29 Leaving aside the third factor (on the basis that there is insufficient evidence to show whether the explanations given by Mr Krueger ultimately facilitated the Ferrier Hodgson investigation or hindered it), in my view, the points cited by Ferrier Hodgson are ordinary incidents of discovery and not such as to make a finding of unreasonable delay. It is rarely, if ever, the case that all the documents that a party wants (assuming that the party knows at the beginning precisely what it wants and can communicate that clearly to the other side) are readily available in one place at one time. In this case, Ferrier Hodgson made its first request on 25 July 2008 and documents were made available to it for inspection beginning on 4 August 2008 and continuing through 2 September 2008. In a case of this nature and complexity, I do not consider that time frame so out of the ordinary as to warrant a departure from the ordinary costs rule.

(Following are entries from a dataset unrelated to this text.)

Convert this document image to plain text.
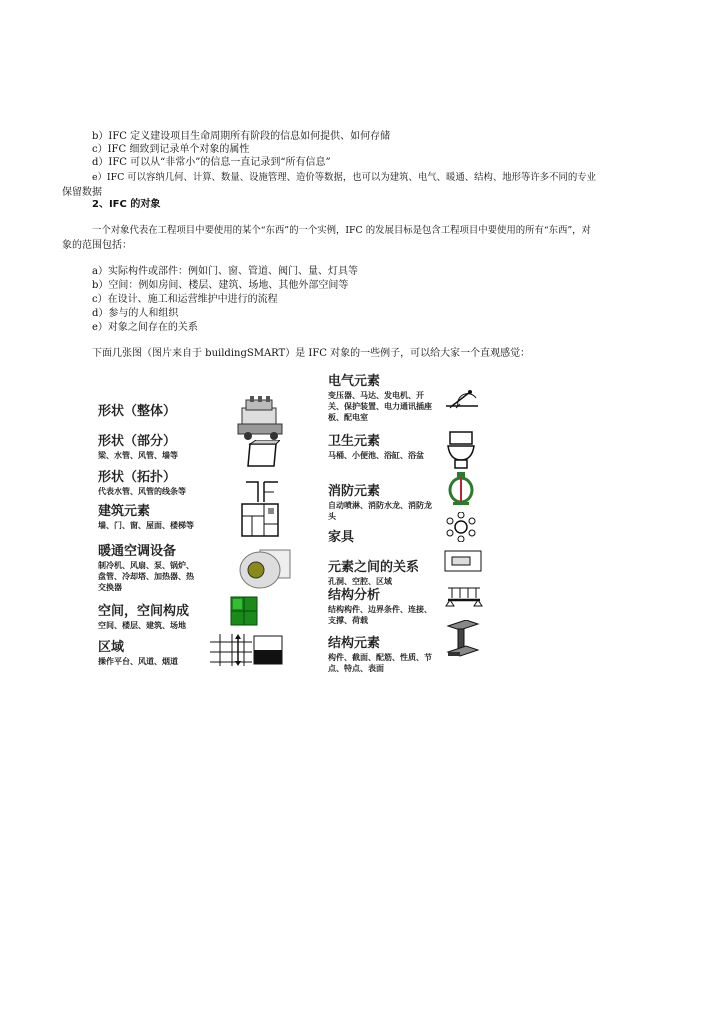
b）IFC 定义建设项目生命周期所有阶段的信息如何提供、如何存储
c）IFC 细致到记录单个对象的属性
d）IFC 可以从“非常小”的信息一直记录到“所有信息”
e）IFC 可以容纳几何、计算、数量、设施管理、造价等数据，也可以为建筑、电气、暖通、结构、地形等许多不同的专业
保留数据
2、IFC 的对象
一个对象代表在工程项目中要使用的某个“东西”的一个实例，IFC 的发展目标是包含工程项目中要使用的所有“东西”，对
象的范围包括：
a）实际构件或部件：例如门、窗、管道、阀门、量、灯具等
b）空间：例如房间、楼层、建筑、场地、其他外部空间等
c）在设计、施工和运营维护中进行的流程
d）参与的人和组织
e）对象之间存在的关系
下面几张图（图片来自于 buildingSMART）是 IFC 对象的一些例子，可以给大家一个直观感觉：
形状（整体）
形状（部分）
梁、水管、风管、墙等
形状（拓扑）
代表水管、风管的线条等
建筑元素
墙、门、窗、屋面、楼梯等
暖通空调设备
制冷机、风扇、泵、锅炉、盘管、冷却塔、加热器、热交换器
空间，空间构成
空间、楼层、建筑、场地
区域
操作平台、风道、烟道
电气元素
变压器、马达、发电机、开关、保护装置、电力通讯插座板、配电室
卫生元素
马桶、小便池、浴缸、浴盆
消防元素
自动喷淋、消防水龙、消防龙头
家具
元素之间的关系
孔洞、空腔、区域
结构分析
结构构件、边界条件、连接、支撑、荷载
结构元素
构件、截面、配筋、性质、节点、特点、表面
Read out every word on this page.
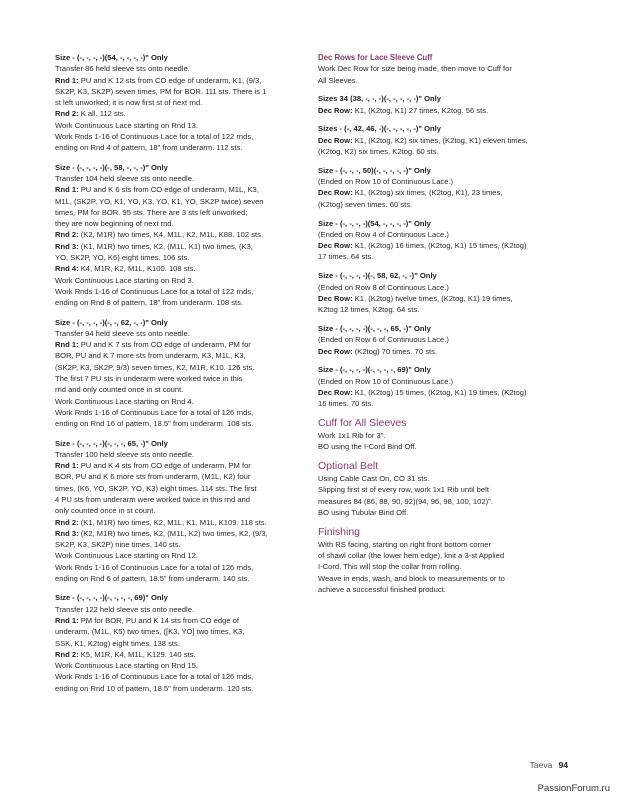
Size - (-, -, -, -)(54, -, -, -, -)" Only
Transfer 86 held sleeve sts onto needle.
Rnd 1: PU and K 12 sts from CO edge of underarm, K1, (9/3,
SK2P, K3, SK2P) seven times, PM for BOR. 111 sts. There is 1
st left unworked; it is now first st of next rnd.
Rnd 2: K all. 112 sts.
Work Continuous Lace starting on Rnd 13.
Work Rnds 1-16 of Continuous Lace for a total of 122 rnds,
ending on Rnd 4 of pattern, 18" from underarm. 112 sts.
Size - (-, -, -, -)(-, 58, -, -, -)" Only
Transfer 104 held sleeve sts onto needle.
Rnd 1: PU and K 6 sts from CO edge of underarm, M1L, K3,
M1L, (SK2P, YO, K1, YO, K3, YO, K1, YO, SK2P twice) seven
times, PM for BOR. 95 sts. There are 3 sts left unworked;
they are now beginning of next rnd.
Rnd 2: (K2, M1R) two times, K4, M1L, K2, M1L, K88. 102 sts.
Rnd 3: (K1, M1R) two times, K2, (M1L, K1) two times, (K3,
YO, SK2P, YO, K6) eight times. 106 sts.
Rnd 4: K4, M1R, K2, M1L, K100. 108 sts.
Work Continuous Lace starting on Rnd 3.
Work Rnds 1-16 of Continuous Lace for a total of 122 rnds,
ending on Rnd 8 of pattern, 18" from underarm. 108 sts.
Size - (-, -, -, -)(-, -, 62, -, -)" Only
Transfer 94 held sleeve sts onto needle.
Rnd 1: PU and K 7 sts from CO edge of underarm, PM for
BOR, PU and K 7 more sts from underarm, K3, M1L, K3,
(SK2P, K3, SK2P, 9/3) seven times, K2, M1R, K10. 126 sts.
The first 7 PU sts in underarm were worked twice in this
rnd and only counted once in st count.
Work Continuous Lace starting on Rnd 4.
Work Rnds 1-16 of Continuous Lace for a total of 126 rnds,
ending on Rnd 16 of pattern, 18.5" from underarm. 108 sts.
Size - (-, -, -, -)(-, -, -, 65, -)" Only
Transfer 100 held sleeve sts onto needle.
Rnd 1: PU and K 4 sts from CO edge of underarm, PM for
BOR, PU and K 6 more sts from underarm, (M1L, K2) four
times, (K6, YO, SK2P, YO, K3) eight times. 114 sts. The first
4 PU sts from underarm were worked twice in this rnd and
only counted once in st count.
Rnd 2: (K1, M1R) two times, K2, M1L, K1, M1L, K109. 118 sts.
Rnd 3: (K2, M1R) two times, K2, (M1L, K2) two times, K2, (9/3,
SK2P, K3, SK2P) nine times. 140 sts.
Work Continuous Lace starting on Rnd 12.
Work Rnds 1-16 of Continuous Lace for a total of 126 rnds,
ending on Rnd 6 of pattern, 18.5" from underarm. 140 sts.
Size - (-, -, -, -)(-, -, -, -, 69)" Only
Transfer 122 held sleeve sts onto needle.
Rnd 1: PM for BOR, PU and K 14 sts from CO edge of
underarm, (M1L, K5) two times, ([K3, YO] two times, K3,
SSK, K1, K2tog) eight times. 138 sts.
Rnd 2: K5, M1R, K4, M1L, K129. 140 sts.
Work Continuous Lace starting on Rnd 15.
Work Rnds 1-16 of Continuous Lace for a total of 126 rnds,
ending on Rnd 10 of pattern, 18.5" from underarm. 120 sts.
Dec Rows for Lace Sleeve Cuff
Work Dec Row for size being made, then move to Cuff for
All Sleeves.
Sizes 34 (38, -, -, -)(-, -, -, -, -)" Only
Dec Row: K1, (K2tog, K1) 27 times, K2tog. 56 sts.
Sizes - (-, 42, 46, -)(-, -, -, -, -)" Only
Dec Row: K1, (K2tog, K2) six times, (K2tog, K1) eleven times,
(K2tog, K2) six times, K2tog. 60 sts.
Size - (-, -, -, 50)(-, -, -, -, -)" Only
(Ended on Row 10 of Continuous Lace.)
Dec Row: K1, (K2tog) six times, (K2tog, K1), 23 times,
(K2tog) seven times. 60 sts.
Size - (-, -, -, -)(54, -, -, -, -)" Only
(Ended on Row 4 of Continuous Lace.)
Dec Row: K1, (K2tog) 16 times, (K2tog, K1) 15 times, (K2tog)
17 times. 64 sts.
Size - (-, -, -, -)(-, 58, 62, -, -)" Only
(Ended on Row 8 of Continuous Lace.)
Dec Row: K1, (K2tog) twelve times, (K2tog, K1) 19 times,
K2tog 12 times, K2tog. 64 sts.
Size - (-, -, -, -)(-, -, -, 65, -)" Only
(Ended on Row 6 of Continuous Lace.)
Dec Row: (K2tog) 70 times. 70 sts.
Size - (-, -, -, -)(-, -, -, -, 69)" Only
(Ended on Row 10 of Continuous Lace.)
Dec Row: K1, (K2tog) 15 times, (K2tog, K1) 19 times, (K2tog)
16 times. 70 sts.
Cuff for All Sleeves
Work 1x1 Rib for 3".
BO using the I-Cord Bind Off.
Optional Belt
Using Cable Cast On, CO 31 sts.
Slipping first st of every row, work 1x1 Rib until belt
measures 84 (86, 88, 90, 92)(94, 96, 98, 100, 102)".
BO using Tubular Bind Off.
Finishing
With RS facing, starting on right front bottom corner
of shawl collar (the lower hem edge), knit a 3-st Applied
I-Cord. This will stop the collar from rolling.
Weave in ends, wash, and block to measurements or to
achieve a successful finished product.
Taeva 94
PassionForum.ru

30 Similarly, I cannot award costs against Krueger on the basis that Krueger refused to provide copies of documents directly rather than by inspection and upon written request. No doubt the latter process is tedious and I would encourage parties to consider a less formal method where appropriate, but to fault Krueger on this basis with a costs order would have the effect of imposing a rule that parties must give discovery by direct copy rather than inspection and written request for copy. Absent particular facts and circumstances suggesting bad faith, misconduct, or other extraordinary factor, an award of costs would in the circumstances set a dangerous precedent.
31 Accordingly, although I will grant Vawdrey leave to file the Holdstock affidavit, I do not consider that it assists their case. Instead, I consider that costs should follow the event with respect to quantum, in keeping with the ordinary practice, and reject Vawdrey's contentions to the contrary.
32 Before turning to the form of the final orders, I should note that because Krueger does not seek indemnity costs with respect to the quantum phase of the proceedings, I again need not and do not consider the impact, if any, of Vawdrey's failure to accept Krueger's settlement offers. Finally, I should reiterate something I indicated during the course of the quantum hearing, which is that whether certain costs (e.g. the costs of a Mazda truck purchased by Krueger) were or were not reasonably incurred in the course of the litigation are matters that can and should be dealt with by the taxing officer.
33 For the foregoing reasons, the orders will be:
1. Leave to file the affidavit of Jennifer Holdstock sworn 10 September 2008 be granted.
2. There be judgment for the applicant against the fourth respondent in the sum of $438,904.60, including interest, to be paid within twenty-eight (28) days of the date of this Order.
3. Subject to paragraph 3 of the Orders made on 30 May 2008, the fourth respondent pay, on an indemnity basis, one-third of the applicant's costs of, and incidental to, the proceedings through the end of the trial on liability, such costs to be taxed in default of agreement.
4. The fourth respondent pay, on a party-party basis, all of the applicant's costs of, and incidental to, the proceedings following the end of the trial on liability, excluding any costs of and incidental to the applicant's settlement with the first to third and fifth respondents, such costs to be taxed in default of agreement.
I certify that the preceding thirty-three (33) numbered paragraphs are a true copy of the Reasons for Judgment herein of the Honourable Justice Gordon.